Q&A: Can you run Raspberry Pi outdoor continuously on battery power?

pibQ: Can you run Raspberry Pi outdoor continuously on battery power?

A: Yep, no reason why not but you’d need a combination of battery large enough to run for extended periods and a charging mechanism fast enough to recharge the battery during daylight hours.

The best type of battery for this sort of job would need what’s called ‘deep discharge recovery’, which means if the battery is completely drained, it can be brought back to life with a simple charging.

Doing the sums, the Raspberry Pi needs around 5VDC at about 600-700mA of current on its own, depending on the application. If you’re talking about remote outdoor work, you’re not likely going to be processing 1080p H.264 video so it shouldn’t demanding that much power. If you want to ensure the Pi could run for up to 20 hours on a single charge in a worst-case weather scenario, you’d need a battery with 20hrs x 600mA capacity or 12,000mAh (12-amp-hour).

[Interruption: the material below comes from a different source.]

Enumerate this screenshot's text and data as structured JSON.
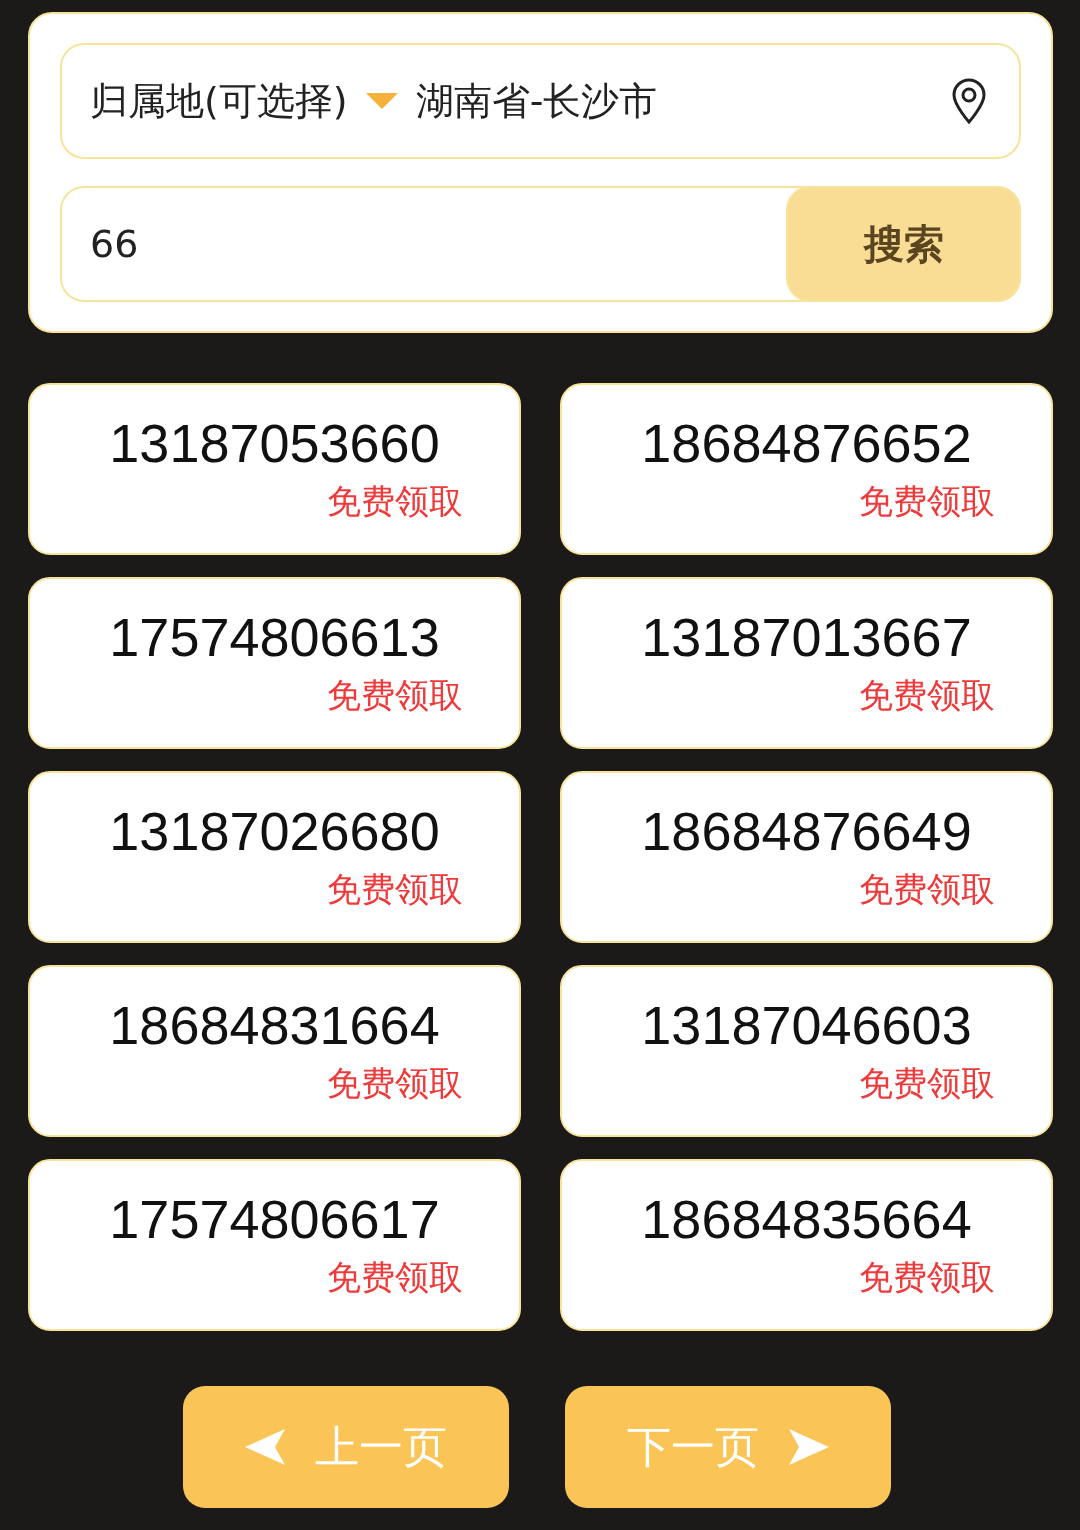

The best type of battery for this work is what’s called an SLA or Sealed-Lead-Acid battery – possibly a 12V/12Ah type – and you can get these for around $55 from electronics retailers.

Now if you want to charge the thing back up again, you’d need a solar panel/charger setup designed to handle SLA batteries to do the job. You’d want something that could deliver around 2A of charge current, which would basically go close to fully charging a 12Ah SLA battery in somewhere around six hours of daylight. A 12V/40W solar panel and associated charger should give you at least two-amps of current and set you back around $150┬ádepending on where you buy. A solar charge controller for a 40W solar panel shouldn’t cost you more than $30.

Of course, you’d need a weather-proof chassis for the Pi but we’ll leave that one to you.

Please note, we’ve not tried this so we can guarantee it’ll work perfectly but this is where we’d start from if wanting to create an outdoor 24/7 Raspberry Pi setup.